Atatürk’ün Çanakkale Savaşları esnasında ender fotoğraflarından biri de bu otomobil üzerinde çekilen fotoğraf… Türk Şehitlikleri İmar Vakfı tarafından kurulan ve Çanakkale Onsekiz Mart Üniversitesi Tarih Bölümü Öğretim Üyesi Prof. Dr. Murat Karataş’ın başkanı olduğu Çanakkale Savaşları Enstitüsü, ayrıntılı çalışmaları sonucunda Atatürk’ün cephede kullandığı otomobilin 1913 model Fiat Zero modeli olduğunu belirledi.
Advertisement
Fiat Zero, enstitü tarafından yayına hazırlanan Anafarta Dergisi’nin 2022 İlkbahar sayısında kapağa taşındı. Enstitü Araştırmacısı Onur Kuşku tarafından kaleme alınan “Mustafa Kemal Atatürk’ün Otomobili Peşinde: Gelibolu’da Tekerlek İzleri” başlıklı yazıda, Atatürk’e tahsis edilen otomobilin hikayesi mercek altına alındı.
2 bin adet üretildi, seçkin müzelerde sergileniyor
Model Zero’nun üretimine, 1912 yılında Fiat’ın Torino’da yer alan Corso Dante Fabrikası’nda başlandı. Devam eden yıllarda ise Balkan Savaşları ve Birinci Dünya Savaşı’nın başlamasıyla birlikte modelin üretimi sekteye uğradı. Fiat’ın üretim hatlarının tamamı, İtalyan ordusunun ihtiyaçlarına ayrıldı. Model Zero, 1915 yılında banttan son kez indiğinde 2 bin adetlik satışa ulaşmıştı. Model ismindeki “12-15 HP” ibaresi beygir gücünün yerine otomobilin İtalyan vergi sisteminde girdiği dilimi yansıtıyor.
Üretilen 2 bin adet otomobilden günümüze ulaşabilen az sayıdaki örneği ise seçkin müzelerde yerini aldı. Model Zero’da 1.846 santimetreküp (1.8 litre) değerinde karbüratörlü ve dört silindirli doğal emişli benzinli motor bulunuyor.
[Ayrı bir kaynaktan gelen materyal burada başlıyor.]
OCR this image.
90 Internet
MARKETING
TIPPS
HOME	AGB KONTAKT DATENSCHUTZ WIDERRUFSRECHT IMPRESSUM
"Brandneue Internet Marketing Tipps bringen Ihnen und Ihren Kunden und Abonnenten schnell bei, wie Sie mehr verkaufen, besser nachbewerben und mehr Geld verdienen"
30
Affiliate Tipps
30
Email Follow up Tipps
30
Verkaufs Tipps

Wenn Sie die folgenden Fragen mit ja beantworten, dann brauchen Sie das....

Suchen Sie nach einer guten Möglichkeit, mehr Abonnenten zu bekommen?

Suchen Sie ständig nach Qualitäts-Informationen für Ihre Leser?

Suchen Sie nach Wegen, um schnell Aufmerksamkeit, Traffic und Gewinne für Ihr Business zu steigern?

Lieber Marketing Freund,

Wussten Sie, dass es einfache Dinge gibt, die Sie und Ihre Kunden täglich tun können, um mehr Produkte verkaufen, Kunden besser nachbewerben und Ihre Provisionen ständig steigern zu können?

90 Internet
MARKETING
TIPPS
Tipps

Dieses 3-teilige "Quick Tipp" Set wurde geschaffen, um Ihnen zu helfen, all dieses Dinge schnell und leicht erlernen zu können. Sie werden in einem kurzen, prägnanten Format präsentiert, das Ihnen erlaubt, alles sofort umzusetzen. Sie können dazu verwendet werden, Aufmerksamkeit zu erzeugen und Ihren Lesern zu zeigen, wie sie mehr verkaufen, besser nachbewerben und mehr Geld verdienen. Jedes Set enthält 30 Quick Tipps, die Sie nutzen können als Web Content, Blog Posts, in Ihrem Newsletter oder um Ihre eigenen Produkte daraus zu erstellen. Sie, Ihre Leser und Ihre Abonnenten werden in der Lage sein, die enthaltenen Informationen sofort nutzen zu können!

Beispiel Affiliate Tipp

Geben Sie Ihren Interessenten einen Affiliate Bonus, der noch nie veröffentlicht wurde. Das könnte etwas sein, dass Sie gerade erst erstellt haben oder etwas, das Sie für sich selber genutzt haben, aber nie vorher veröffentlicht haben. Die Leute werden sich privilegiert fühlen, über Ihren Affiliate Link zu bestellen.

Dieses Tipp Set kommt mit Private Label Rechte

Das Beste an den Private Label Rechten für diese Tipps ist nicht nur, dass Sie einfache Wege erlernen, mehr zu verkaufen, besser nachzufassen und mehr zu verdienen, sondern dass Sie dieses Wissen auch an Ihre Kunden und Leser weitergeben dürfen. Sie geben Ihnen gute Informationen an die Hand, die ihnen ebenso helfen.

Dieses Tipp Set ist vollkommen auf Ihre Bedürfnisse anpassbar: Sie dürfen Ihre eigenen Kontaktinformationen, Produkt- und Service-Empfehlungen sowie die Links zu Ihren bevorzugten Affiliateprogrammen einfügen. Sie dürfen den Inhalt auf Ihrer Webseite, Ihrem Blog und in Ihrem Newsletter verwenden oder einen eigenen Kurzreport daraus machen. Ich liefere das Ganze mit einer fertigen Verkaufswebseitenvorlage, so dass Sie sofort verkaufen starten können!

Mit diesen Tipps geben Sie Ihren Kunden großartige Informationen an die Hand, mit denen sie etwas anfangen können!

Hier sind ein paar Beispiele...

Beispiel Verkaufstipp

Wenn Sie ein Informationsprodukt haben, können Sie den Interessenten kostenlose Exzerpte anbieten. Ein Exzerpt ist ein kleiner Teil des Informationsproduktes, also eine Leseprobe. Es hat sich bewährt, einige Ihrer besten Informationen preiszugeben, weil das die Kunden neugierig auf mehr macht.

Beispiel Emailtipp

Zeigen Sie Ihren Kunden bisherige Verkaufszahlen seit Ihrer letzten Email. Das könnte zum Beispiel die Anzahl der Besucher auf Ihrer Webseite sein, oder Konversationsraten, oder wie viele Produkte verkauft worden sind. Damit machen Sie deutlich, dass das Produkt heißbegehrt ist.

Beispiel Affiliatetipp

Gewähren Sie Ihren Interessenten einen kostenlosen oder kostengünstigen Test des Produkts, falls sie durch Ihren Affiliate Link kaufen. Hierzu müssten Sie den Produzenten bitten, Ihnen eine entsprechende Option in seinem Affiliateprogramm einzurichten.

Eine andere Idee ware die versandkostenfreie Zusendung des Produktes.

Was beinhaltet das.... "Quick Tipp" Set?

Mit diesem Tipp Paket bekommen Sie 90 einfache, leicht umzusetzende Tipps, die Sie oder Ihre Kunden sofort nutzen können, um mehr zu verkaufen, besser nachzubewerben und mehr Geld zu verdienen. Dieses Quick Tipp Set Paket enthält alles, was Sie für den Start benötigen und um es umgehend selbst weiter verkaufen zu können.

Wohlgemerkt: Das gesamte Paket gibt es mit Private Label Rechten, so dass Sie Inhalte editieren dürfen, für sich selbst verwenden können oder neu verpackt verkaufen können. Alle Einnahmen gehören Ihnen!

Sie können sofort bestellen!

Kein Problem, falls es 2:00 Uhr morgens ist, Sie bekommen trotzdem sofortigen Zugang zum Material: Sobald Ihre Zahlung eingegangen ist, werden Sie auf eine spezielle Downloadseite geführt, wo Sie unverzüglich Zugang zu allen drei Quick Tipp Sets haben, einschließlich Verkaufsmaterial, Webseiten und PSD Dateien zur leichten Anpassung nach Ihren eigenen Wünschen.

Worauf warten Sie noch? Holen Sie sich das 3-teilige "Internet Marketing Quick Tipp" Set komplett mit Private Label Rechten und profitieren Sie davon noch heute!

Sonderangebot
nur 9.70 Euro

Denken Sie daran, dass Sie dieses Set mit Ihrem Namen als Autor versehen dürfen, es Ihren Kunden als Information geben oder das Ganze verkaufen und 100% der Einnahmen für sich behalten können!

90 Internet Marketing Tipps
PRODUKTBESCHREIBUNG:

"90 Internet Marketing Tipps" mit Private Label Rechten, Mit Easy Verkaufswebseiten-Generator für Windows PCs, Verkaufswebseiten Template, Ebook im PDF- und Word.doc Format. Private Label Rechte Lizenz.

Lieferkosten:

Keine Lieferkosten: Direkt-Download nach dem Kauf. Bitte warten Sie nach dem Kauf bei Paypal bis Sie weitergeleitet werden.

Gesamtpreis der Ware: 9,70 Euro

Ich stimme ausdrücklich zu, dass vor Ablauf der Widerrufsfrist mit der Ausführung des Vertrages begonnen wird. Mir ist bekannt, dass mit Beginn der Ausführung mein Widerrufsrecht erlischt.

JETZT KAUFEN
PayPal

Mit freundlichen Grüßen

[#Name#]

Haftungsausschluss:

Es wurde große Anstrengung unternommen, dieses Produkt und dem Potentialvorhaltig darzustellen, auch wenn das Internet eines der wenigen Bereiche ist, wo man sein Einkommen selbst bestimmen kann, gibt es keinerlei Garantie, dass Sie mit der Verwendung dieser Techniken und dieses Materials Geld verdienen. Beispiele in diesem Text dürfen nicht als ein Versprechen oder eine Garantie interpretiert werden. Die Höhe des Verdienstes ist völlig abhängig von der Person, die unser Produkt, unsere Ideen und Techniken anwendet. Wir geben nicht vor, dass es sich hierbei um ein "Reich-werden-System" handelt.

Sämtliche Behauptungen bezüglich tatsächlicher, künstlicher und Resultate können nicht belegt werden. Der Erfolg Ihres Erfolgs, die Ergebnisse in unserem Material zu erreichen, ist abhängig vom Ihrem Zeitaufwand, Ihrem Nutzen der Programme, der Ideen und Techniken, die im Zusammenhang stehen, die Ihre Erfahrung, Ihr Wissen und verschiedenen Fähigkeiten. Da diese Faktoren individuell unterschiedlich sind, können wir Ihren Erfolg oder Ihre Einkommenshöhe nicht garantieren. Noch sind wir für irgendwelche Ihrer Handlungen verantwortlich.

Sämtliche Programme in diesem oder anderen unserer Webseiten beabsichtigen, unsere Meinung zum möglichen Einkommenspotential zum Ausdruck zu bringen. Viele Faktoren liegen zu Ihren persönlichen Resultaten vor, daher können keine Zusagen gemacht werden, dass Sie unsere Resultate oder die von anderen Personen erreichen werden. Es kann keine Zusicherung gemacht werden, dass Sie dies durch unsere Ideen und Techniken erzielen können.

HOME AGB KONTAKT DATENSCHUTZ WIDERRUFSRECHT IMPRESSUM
Motoru 2 bin devir dakikada maksimum 19 beygirlik güç üretiyor. Dört kişilik oturma düzenine sahip, iki kapılı tarzda olan Zero, saatte 63 kilometre hıza ulaşabiliyor. Model Zero, pek çok ülkede satıldı. Türkiye’ye 12 adet gelen Fiat Zero’yu, İstanbul’da satan bayinin adı ise arşivlere göre “Dilsizian”.